He is, by political instincts as a Florida politician, and by the example of his own family, a immigration moderate. Yet there is no issue which galvanizes the Republican base as much as its anti-immigration resentment. As Theda Skocpol and Vanessa Williamson argue in their brilliant and definitive analysis of the Tea Party, immigration animus combines all of the cultural and economic anxieties of tea party types. Immigrants–and we are talking here about Latino immigrants–are seen as “freeloaders” who defy the cultural norms of hard working, white America even as they sponge benefits from it. In their many interviews with Tea Party supporters around the country, the authors were themselves surprised to find that immigration was the issue that touched a nerve, whether in border states like Arizona or seemingly anomalous places like Massachusetts.

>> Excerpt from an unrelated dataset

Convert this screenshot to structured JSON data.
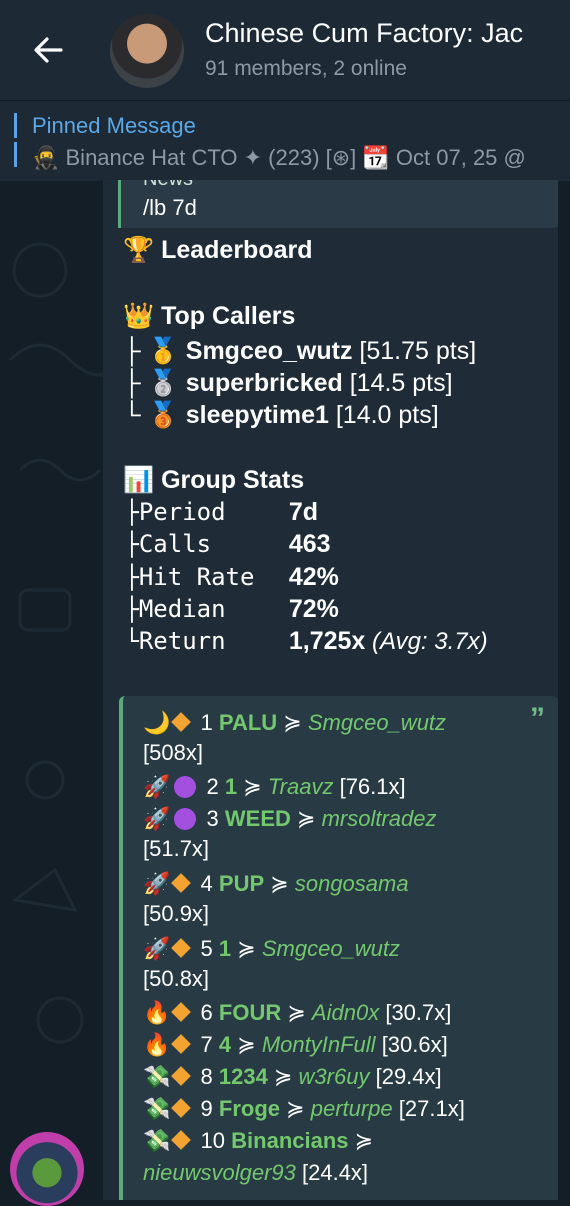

It remains insufficiently acknowledged that Rick Perry’s decline in the polls began not as a result of his inept debate performances, per se, but when he told a debate audience that “it did not have a heart” for opposing his bill to give the children of illegal immigrants a tuition break at Texas state universities. According to a Washington Post/ABC poll soon after this remark, his support among tea party supporters declined from 45% to 10%!

Recall that Jeb’s big brother, W, saw his GOP base support collapse after his failed attempt to pass immigration reform. Only then did his polls decline into the 20s. In short, Jeb Bush is no guarantee to appease the howling Republican base. Quite the contrary.